Dr. Elissa Kaplan is the founder and director of Growing Projects, an educational consulting company, whose vision is leadership through critical thinking and compassionate choices. She earned two master’s degrees in Comparative Literature and Language Arts as well as an Ed.D. in Educational Leadership from George Washington University. Over a seventeen-year period, she has served as Director of Education at four synagogues in Maryland and Connecticut.

Wednesdays, January 10, 17, 24 & 31, at 1:10pm to 2:50pm, Room E219



Fairy Tales are Not Just for Children, Elissa Kaplan

Week 1 – Learn about the life and times of Aesop (5th century BCE). Read some of the fables and summarize the moral lessons. Create a real-life memoir with a true event to illustrate one of the top ten Aesop morals.

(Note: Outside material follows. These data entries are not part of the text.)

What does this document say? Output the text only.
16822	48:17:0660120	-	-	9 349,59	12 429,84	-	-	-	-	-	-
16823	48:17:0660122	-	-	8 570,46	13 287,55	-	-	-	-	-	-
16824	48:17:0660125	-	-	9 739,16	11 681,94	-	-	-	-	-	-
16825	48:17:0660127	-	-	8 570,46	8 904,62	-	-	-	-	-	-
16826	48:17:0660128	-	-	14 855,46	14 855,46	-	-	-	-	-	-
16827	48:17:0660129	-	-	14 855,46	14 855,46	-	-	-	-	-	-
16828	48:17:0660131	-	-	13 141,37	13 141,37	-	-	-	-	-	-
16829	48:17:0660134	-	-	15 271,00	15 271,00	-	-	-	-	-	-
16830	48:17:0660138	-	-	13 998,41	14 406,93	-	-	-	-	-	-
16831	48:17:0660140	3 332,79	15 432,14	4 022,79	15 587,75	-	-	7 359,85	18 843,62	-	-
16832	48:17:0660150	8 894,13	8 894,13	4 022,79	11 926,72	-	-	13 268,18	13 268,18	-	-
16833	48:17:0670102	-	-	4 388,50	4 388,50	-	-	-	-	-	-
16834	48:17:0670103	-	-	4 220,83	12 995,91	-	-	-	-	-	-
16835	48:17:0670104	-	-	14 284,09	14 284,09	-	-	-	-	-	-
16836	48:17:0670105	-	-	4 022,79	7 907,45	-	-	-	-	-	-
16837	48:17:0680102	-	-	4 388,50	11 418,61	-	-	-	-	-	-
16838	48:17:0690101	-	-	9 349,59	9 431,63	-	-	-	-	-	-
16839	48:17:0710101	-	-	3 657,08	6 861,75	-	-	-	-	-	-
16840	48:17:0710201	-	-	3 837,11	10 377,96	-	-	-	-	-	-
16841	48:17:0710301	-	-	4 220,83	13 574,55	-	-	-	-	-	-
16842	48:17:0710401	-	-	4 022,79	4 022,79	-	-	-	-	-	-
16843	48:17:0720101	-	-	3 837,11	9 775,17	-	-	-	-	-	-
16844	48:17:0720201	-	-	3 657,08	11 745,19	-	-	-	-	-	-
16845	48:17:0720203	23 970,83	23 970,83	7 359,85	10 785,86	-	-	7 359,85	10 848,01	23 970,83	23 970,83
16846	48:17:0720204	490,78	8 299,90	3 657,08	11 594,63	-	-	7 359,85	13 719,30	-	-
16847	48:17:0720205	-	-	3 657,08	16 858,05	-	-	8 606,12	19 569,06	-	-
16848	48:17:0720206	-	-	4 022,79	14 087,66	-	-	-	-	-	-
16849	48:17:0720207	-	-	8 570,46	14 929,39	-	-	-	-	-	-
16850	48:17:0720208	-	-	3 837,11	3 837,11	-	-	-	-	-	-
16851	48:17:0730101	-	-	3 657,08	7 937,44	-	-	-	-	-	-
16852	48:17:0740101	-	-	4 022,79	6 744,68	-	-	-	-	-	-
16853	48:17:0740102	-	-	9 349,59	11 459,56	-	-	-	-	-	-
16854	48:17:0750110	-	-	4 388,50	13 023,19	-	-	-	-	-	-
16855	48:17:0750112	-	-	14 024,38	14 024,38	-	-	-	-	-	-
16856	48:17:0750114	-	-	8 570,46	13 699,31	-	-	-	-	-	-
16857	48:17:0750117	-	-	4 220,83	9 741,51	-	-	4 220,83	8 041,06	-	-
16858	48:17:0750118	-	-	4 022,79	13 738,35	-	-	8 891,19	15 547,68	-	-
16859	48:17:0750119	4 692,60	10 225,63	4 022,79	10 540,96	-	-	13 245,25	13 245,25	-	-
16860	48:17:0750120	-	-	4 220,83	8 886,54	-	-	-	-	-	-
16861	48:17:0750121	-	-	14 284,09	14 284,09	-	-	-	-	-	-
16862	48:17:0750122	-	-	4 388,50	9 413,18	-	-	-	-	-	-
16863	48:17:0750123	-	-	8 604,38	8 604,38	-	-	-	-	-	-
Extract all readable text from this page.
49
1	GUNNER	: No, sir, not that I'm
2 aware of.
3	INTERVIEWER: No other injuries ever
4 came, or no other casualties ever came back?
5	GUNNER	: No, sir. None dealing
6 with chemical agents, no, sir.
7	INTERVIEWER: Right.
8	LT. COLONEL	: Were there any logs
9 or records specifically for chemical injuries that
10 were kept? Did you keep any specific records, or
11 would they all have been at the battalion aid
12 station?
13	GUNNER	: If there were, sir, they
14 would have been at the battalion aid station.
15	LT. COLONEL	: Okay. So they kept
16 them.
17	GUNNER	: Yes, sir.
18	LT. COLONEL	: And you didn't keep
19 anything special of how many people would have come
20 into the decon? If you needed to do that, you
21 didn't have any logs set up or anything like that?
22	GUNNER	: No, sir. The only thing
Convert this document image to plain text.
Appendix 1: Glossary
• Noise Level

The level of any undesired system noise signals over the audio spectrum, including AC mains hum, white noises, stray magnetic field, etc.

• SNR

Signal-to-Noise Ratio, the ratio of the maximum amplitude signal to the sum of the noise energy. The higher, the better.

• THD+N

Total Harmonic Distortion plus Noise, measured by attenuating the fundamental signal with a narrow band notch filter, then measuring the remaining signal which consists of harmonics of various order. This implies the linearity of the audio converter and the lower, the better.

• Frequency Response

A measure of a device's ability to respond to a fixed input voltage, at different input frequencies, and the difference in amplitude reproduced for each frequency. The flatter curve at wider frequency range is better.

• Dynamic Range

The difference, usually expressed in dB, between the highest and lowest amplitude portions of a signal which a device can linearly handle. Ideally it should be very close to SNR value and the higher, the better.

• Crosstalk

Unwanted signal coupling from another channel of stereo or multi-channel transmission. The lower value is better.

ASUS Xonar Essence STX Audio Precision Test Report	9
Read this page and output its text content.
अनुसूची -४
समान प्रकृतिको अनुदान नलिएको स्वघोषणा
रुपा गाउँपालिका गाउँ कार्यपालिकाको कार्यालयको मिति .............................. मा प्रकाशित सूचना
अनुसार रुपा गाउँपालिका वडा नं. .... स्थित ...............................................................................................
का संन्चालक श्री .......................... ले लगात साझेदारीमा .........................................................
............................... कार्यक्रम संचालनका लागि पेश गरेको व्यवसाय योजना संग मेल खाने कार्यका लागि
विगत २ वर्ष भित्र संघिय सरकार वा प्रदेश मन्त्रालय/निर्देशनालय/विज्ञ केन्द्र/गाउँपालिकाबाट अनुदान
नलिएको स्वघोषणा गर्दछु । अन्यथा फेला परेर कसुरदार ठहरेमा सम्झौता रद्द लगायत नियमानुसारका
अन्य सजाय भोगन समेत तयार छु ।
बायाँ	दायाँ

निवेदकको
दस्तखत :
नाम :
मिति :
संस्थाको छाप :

Week 2 – Use Chinese and Western fairy tales to understand Chinese literature. Compare Lon Poo and Little Red Riding Hood to discover similarities in culture and traditions of the East and West.

Week 3Find out about the Grimm brothers (18th century). Read some stories as they were originally written. Look at the common elements of fairy tales and create fractured fairy tales.

Week 4 Discover the biography of Maurice Sendak, author of splendid nightmares (20th century). Read Where the Wild Things Are, In the Night Kitchen and Outside Over There. Discover things children fear and find them in Sendak’s books.